Para comer buen pan es necesario que sea de calidad, pero también saber como guardarlo

“El pan de ahora ya no es como el de antes, de un día para otro no vale nada”. Es una frase que resuena en nuestro imaginario, repetida cientos de veces a las horas de las comidas por padres o abuelos (o nosotros mismos, si ya tenemos una cierta edad). Pero ese “antes sí había buen pan” solo tiene una parte de verdad.

Durante muchos años en España se ha hecho mal pan, y todavía se sigue haciendo en cadenas industriales. Pero en los últimos tiempos se ha recuperado el saber hacer de antaño y cada vez hay más panaderos que hacen las cosas bien. Pero esos buenos panes deben saberse conservar de la manera adecuada. Se puede evitar tener que tirar pan, si no cometemos los errores más habituales a la hora de guardarlo.

1. ELEGIR MAL EL PAN

“Lo más importante para que un pan nos dure es comprarlo en un establecimiento que lo haga de calidad. Huyamos de barras de pan uniformes, de color beige monocromo y todas idénticas”, explica Eduard Verdaguer, impulsor de la Ruta del Buen Pan a nivel estatal y de la asociación Panàtics.

“El pan debe ser un poco oscuro, y cada pieza diferente. Es señal de que está hecho a mano, artesanalmente”, añade.

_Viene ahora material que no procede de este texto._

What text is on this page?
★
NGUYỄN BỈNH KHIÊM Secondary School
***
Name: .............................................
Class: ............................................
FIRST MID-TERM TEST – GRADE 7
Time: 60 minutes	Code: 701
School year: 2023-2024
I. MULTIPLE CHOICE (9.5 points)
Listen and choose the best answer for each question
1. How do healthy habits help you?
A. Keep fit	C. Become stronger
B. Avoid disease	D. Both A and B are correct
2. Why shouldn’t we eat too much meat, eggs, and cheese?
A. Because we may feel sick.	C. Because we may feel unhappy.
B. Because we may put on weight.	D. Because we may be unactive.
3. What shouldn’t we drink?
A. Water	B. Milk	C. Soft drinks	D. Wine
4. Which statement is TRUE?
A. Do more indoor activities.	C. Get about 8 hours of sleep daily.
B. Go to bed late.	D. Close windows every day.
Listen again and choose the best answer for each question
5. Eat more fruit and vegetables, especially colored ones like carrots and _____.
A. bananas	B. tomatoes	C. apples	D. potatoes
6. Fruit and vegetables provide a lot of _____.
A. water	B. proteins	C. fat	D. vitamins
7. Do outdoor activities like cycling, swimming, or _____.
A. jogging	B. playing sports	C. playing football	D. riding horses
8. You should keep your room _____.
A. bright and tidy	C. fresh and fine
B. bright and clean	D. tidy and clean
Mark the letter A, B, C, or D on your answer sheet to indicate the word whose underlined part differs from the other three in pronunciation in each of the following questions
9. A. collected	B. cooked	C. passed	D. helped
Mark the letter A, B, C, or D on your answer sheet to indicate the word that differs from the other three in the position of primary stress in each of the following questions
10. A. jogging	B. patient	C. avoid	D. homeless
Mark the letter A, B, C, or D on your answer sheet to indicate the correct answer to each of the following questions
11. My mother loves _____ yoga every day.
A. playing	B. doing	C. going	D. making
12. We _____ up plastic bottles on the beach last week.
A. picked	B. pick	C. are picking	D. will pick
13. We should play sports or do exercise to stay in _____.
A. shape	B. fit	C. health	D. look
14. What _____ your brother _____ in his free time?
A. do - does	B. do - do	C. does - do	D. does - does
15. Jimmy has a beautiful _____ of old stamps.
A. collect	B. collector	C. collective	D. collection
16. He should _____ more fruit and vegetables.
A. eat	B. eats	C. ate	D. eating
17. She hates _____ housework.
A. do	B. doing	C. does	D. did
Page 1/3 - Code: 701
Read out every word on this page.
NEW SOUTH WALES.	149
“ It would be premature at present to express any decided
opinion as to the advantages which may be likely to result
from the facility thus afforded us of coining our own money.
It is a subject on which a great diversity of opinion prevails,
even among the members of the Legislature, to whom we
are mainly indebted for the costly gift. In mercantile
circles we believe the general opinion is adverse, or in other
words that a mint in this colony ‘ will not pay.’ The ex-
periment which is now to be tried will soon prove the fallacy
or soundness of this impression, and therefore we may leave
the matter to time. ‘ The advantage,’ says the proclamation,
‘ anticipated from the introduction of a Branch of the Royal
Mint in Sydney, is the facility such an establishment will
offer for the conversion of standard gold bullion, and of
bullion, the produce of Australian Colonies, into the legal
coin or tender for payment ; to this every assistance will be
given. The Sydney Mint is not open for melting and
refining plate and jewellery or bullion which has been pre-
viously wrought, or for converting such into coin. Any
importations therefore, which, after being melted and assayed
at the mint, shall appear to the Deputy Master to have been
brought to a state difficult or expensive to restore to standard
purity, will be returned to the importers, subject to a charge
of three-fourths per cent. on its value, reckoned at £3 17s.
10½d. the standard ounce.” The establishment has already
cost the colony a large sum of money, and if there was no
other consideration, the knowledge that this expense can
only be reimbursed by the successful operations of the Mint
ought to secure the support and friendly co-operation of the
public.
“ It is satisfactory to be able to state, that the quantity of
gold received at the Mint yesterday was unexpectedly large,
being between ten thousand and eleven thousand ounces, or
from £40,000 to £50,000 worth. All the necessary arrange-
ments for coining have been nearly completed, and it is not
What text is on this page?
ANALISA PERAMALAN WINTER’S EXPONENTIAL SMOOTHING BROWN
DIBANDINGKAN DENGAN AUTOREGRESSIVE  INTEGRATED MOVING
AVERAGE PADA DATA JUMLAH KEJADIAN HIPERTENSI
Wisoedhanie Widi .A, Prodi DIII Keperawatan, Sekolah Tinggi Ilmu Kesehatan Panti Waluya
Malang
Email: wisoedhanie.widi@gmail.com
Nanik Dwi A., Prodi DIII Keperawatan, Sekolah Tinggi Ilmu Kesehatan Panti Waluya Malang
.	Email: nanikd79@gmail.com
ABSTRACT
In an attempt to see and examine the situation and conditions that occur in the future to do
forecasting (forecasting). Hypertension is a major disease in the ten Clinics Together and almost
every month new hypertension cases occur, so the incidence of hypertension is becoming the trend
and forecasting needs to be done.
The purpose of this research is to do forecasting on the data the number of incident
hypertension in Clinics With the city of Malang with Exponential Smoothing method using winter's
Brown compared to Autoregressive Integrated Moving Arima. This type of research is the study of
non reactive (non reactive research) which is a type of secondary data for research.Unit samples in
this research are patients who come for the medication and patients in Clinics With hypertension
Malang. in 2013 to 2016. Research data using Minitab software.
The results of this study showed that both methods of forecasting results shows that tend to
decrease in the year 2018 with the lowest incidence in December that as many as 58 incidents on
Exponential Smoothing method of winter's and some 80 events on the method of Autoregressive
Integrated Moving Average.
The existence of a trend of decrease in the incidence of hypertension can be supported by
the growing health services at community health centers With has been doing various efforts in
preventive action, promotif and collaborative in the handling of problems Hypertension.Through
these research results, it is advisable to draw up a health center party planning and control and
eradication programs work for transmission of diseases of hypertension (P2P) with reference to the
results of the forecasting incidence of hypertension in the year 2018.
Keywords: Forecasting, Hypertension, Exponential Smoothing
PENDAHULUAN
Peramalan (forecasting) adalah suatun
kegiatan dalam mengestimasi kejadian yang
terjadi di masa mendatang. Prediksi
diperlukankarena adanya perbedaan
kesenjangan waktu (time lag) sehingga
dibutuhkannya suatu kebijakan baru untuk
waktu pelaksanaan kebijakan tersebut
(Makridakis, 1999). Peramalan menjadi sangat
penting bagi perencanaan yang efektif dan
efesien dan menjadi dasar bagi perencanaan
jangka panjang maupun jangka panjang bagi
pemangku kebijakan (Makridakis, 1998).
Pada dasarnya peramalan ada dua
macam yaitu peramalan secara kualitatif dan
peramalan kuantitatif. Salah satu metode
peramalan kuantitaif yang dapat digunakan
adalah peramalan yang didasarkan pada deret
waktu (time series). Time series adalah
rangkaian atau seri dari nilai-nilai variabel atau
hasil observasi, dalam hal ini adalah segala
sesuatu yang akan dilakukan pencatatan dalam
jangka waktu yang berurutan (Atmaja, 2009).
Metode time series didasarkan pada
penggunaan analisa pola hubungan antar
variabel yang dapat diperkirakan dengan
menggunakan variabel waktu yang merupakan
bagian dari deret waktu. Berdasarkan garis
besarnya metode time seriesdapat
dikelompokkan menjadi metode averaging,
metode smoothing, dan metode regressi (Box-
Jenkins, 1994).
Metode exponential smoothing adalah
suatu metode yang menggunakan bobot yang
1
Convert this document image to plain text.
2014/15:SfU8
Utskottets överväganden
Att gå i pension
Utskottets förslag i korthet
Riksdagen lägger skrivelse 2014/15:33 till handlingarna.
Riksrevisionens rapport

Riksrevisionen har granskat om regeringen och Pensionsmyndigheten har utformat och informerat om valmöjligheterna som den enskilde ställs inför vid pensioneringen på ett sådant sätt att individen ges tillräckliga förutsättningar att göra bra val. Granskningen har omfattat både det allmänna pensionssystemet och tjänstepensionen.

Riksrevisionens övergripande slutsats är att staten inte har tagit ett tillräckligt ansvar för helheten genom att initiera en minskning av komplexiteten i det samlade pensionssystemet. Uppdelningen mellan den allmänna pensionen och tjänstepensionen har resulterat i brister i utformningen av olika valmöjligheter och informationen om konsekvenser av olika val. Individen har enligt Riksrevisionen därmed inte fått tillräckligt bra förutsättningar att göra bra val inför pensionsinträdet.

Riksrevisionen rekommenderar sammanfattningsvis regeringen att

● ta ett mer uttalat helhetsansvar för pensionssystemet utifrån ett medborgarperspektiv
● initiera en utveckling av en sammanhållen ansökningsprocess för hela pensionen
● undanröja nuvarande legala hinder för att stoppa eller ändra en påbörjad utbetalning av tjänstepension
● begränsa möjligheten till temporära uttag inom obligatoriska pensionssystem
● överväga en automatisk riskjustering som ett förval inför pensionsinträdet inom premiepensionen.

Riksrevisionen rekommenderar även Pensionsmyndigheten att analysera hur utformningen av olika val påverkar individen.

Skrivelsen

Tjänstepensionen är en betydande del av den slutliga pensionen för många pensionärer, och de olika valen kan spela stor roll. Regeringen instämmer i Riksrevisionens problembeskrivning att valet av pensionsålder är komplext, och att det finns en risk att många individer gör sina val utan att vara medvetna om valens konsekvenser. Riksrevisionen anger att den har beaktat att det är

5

Todos hemos podido comprobar que los panes industriales quedan duros como una piedra en pocas horas. “Hay que buscar panes bien elaborados, con masa madre y largas fermentaciones”, dice Ibán Yarza, especialista en la materia, divulgador y autor de libros como su último “Pan de Pueblo”

Además, las piezas que más duran son de más calidad y las más grandes. Una baguette no puede durar lo mismo que una hogaza de un kilo. Y hay otro factor que influye: su miga. “Los panes tupidos aguantan más, y los panes alveolados (como la chapata) duran menos”, afirma Yarza.

También es importante el cereal con el que esté hecho. “Un pan de centeno durará más, porque por su propia naturaleza, este cereal hace que la miga esté más húmeda”, comenta este experto en masas.

2. PONERLO EN LA NEVERA

Las condiciones ambientales del lugar donde guardemos el pan son muy importantes. “Debe ser un lugar seco, sin humedad”, para evitar la aparición de moho, comenta Verdaguer. “El rango de temperaturas que hay en una nevera es el menos idóneo para conservar el pan, porque es el rango en el que hay mayor degradación. Por lo tanto, no es aconsejarlo meterlo en la nevera”, añade Yarza.

3. PONERLO EN BOLSA DE PLASTICO

No solo es importante que conservemos el pan en un lugar seco. También debemos taparlo con un trapo o meterlo en un cajón de madera o bolsa de tela. El motivo “es que el pan debe respirar, es casi un ser vivo” según Yarza. “En esas condiciones, debería aguantar perfecto 48 horas”, dice Verdaguer. Solo la bollería puede conservarse en plástico, ya que las grasas y el azúcar harán que se conserve más tiempo.

4. CONGELARLO MAL

Congelar pan de calidad es básico para no tener que recurrir, en cualquier momento de urgencia, al pan industrial que venden en cualquier supermercad. Eso sí, siempre debemos esperar a que esté frio y usar bolsas herméticas. Esto es importante para evitar que se contamine con olores de otros alimentos, y también para que no se queme con el frío del congelador.

Si creemos que consumiremos unas rebanadas cada día, mejor congelarlo ya cortado. “Un truco para que no se peguen las rebanadas es poner un pequeño papel entre ellas; papel de cocina o papel de horno”, apunta Yarza. Pero si somos muchos en casa y podemos llegar a tomar una pieza entera cada día, mejor optar por congelarlo entero.

5. DESCONGELARLO MAL

No sólo es importante saber congelarlo, sino también saber descongelar el pan. “Lo mejor es dejarlo a temperatura ambiente, envuelto en un trapo, sin más”, apunta Yarza. “Si tienes prisa, se puede usar la tostadora. El microondas no sería lo ideal, sólo se podría dar un golpecito de calor para que pierda frío, nunca para calentarlo”. Lo perfecto seria descongelar el pan a temperatura ambiente y “dar cinco minutos de calor fuerte al horno, para que quede crujiente”, aconseja Verdaguer.

6. NO USAR EL PAN QUE TENEMOS DE AYER

Si aun llevando a la práctica todos estos consejos para evitar errores a la hora de conservar el pan no conseguimos que algún corrusco os quede imposible para comer mordiéndolo, no tiremos pan. Podemos recurrir a la picadora para rallarlo y conseguir unos rebozados de calidad, o si le vemos más posibilidades a los restos, humedecerlos y darles un golpe de calor en el horno.